Delta Modulation Short Notes

When a TLC7524 DAC is used inside a simple delta modulation encoder clocked at 32 kHz, the output staircase chases a voice waveform one step at a time — either up or down by a fixed voltage δ per clock cycle. This 1-bit quantisation approach is attractive because the transmitter circuit is far simpler than an 8-bit PCM codec, though it struggles when the input signal rises faster than δ × fs.

ECE, EI

How it works

Each clock cycle, a comparator checks whether the input exceeds the previous approximation. If yes, the integrator steps up by δ; if no, it steps down.
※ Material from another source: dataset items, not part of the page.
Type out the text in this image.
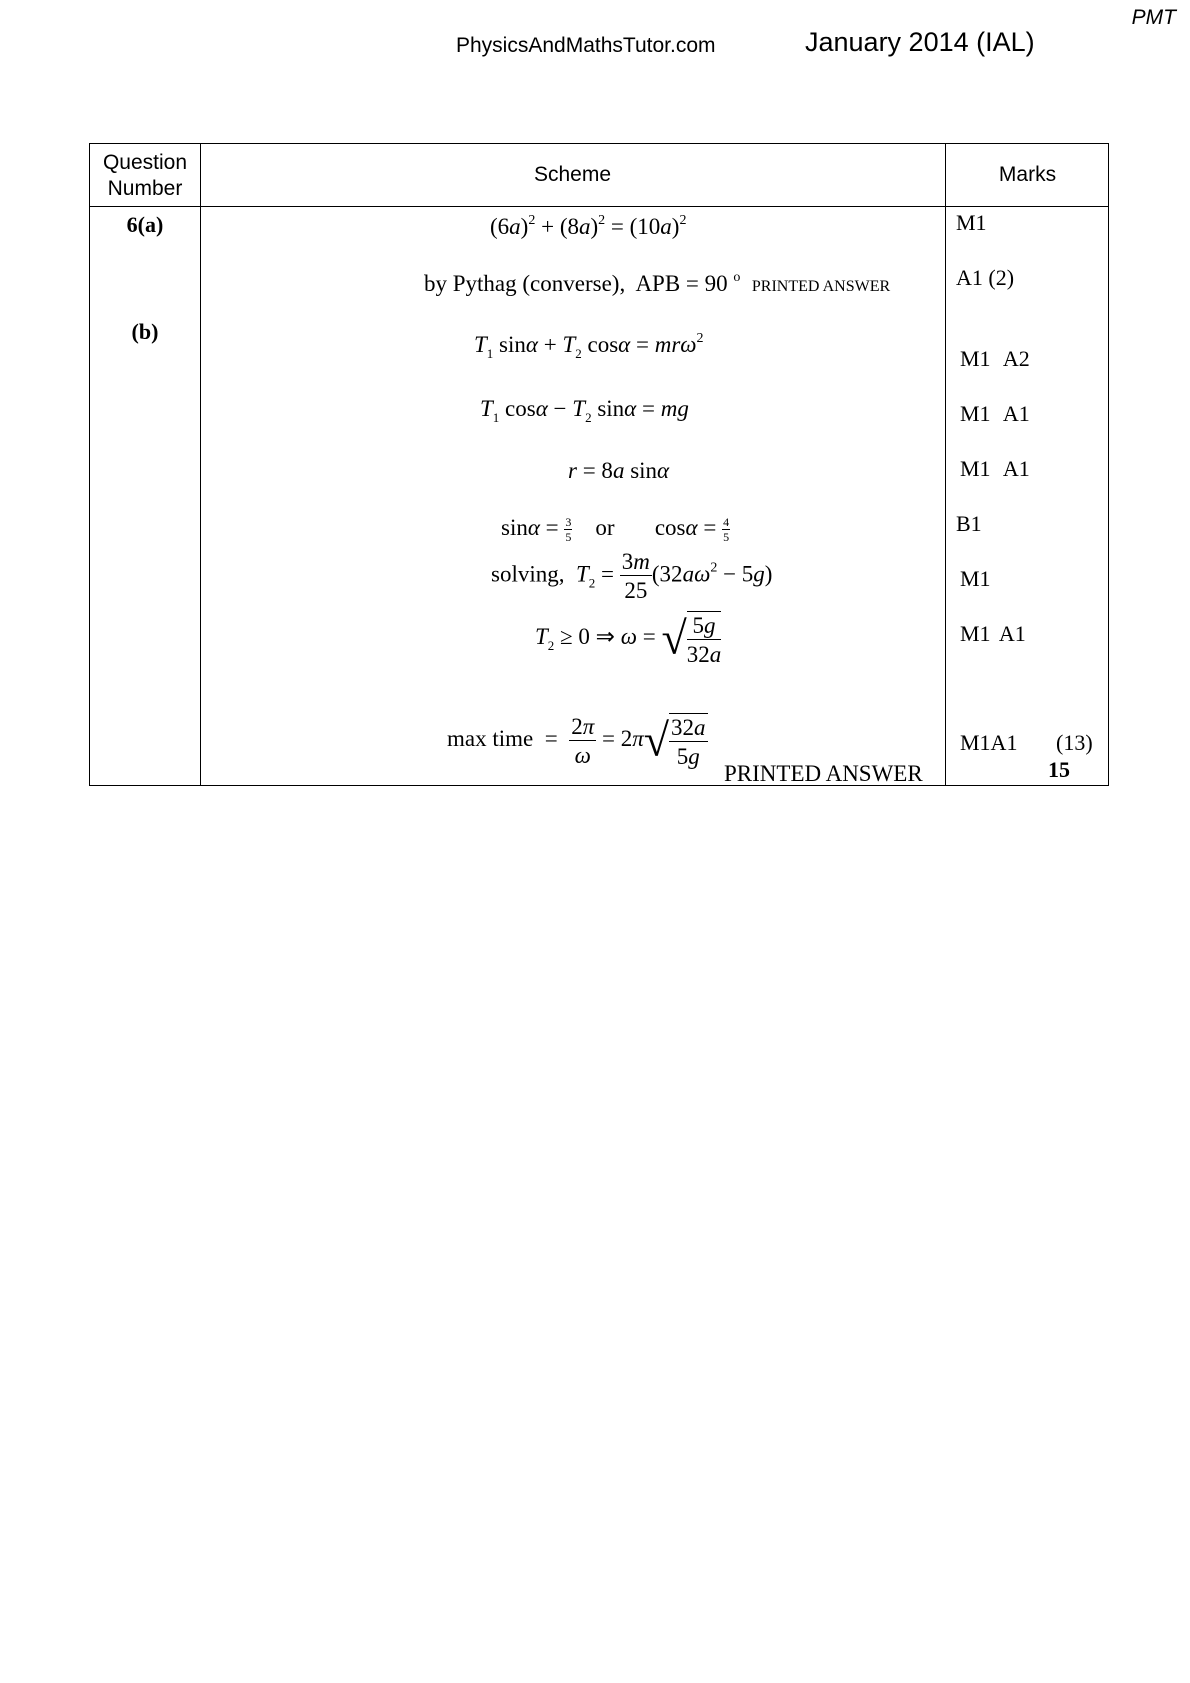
PMT
PhysicsAndMathsTutor.com	January 2014 (IAL)
Question
Number
Scheme	Marks
6(a)
(b)
$(6a)^2 + (8a)^2 = (10a)^2$
by Pythag (converse), APB = 90 $^o$  PRINTED ANSWER
$T_1$ $\sin\alpha + T_2$ cosα = mrω$^2$
$T_1$ $\cos\alpha - T_2$ sinα = mg
r = 8a sinα
$\sin\alpha = \frac{3}{5}$ or       $\cos\alpha = \frac{4}{5}$
solving, $T_2 = \frac{3m}{25} (32a\omega^2 - 5g)$
$T_2 \ge 0$ ⇒ ω = √ $\frac{5g}{32a}$
max time  = $\frac{2\pi}{\omega} = 2\pi√ \frac{32a}{5g}$
PRINTED ANSWER
M1
A1 (2)
M1 A2
M1 A1
M1 A1
B1
M1
M1 A1
M1A1 (13)
15
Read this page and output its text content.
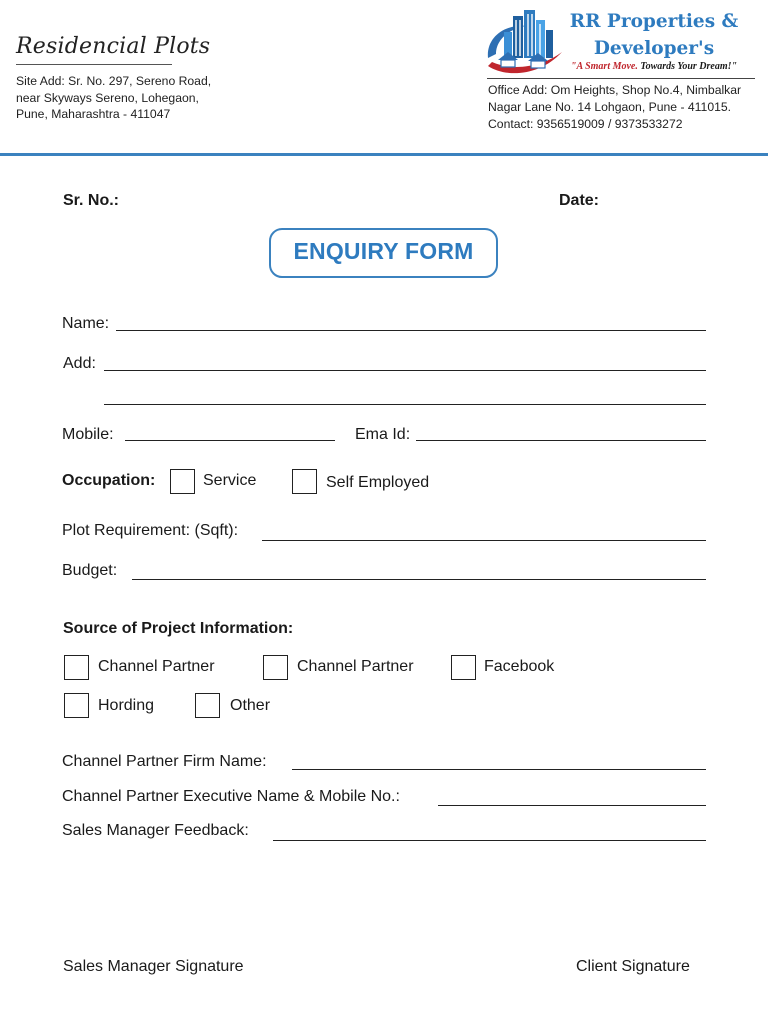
Residencial Plots
Site Add: Sr. No. 297, Sereno Road,
near Skyways Sereno, Lohegaon,
Pune, Maharashtra - 411047
RR Properties &
Developer's
"A Smart Move. Towards Your Dream!"
Office Add: Om Heights, Shop No.4, Nimbalkar
Nagar Lane No. 14 Lohgaon, Pune - 411015.
Contact: 9356519009 / 9373533272
Sr. No.:	Date:
ENQUIRY FORM
Name:
Add:
Mobile:	Ema Id:
Occupation:	Service	Self Employed
Plot Requirement: (Sqft):
Budget:
Source of Project Information:
Channel Partner	Channel Partner	Facebook
Hording	Other
Channel Partner Firm Name:
Channel Partner Executive Name & Mobile No.:
Sales Manager Feedback:
Sales Manager Signature	Client Signature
The single-bit output — 1 or 0 — is transmitted. Two noise sources dominate: slope overload distortion occurs when the signal slope exceeds δ·fs, and granular noise appears during slow or flat signal segments as the staircase hunts around the true value. Adaptive DM (ADM) varies δ dynamically to reduce both. The minimum step size condition to avoid slope overload is δ ≥ (2π·fm·A) / fs, where A is the signal amplitude and fm is the message frequency.

Key points to remember

Delta modulation uses only 1 bit per sample, making it far simpler than PCM but inferior in SNR for the same bandwidth. Slope overload is the dominant distortion for high-frequency, large-amplitude inputs. The sampling rate fs must be much higher than Nyquist — typically 4× to 8× — to keep granular noise acceptable. Adaptive delta modulation (ADM) used in systems like CVSD varies the step size to improve dynamic range. Unlike PCM, DM has no separate quantisation and encoding steps, which is a key exam distinction.

Exam tip

Every VTU and Anna University paper has at least one question asking you to sketch the DM waveform for a given sinusoidal input and identify which samples cause slope overload — practise drawing it with at least 10 clock cycles.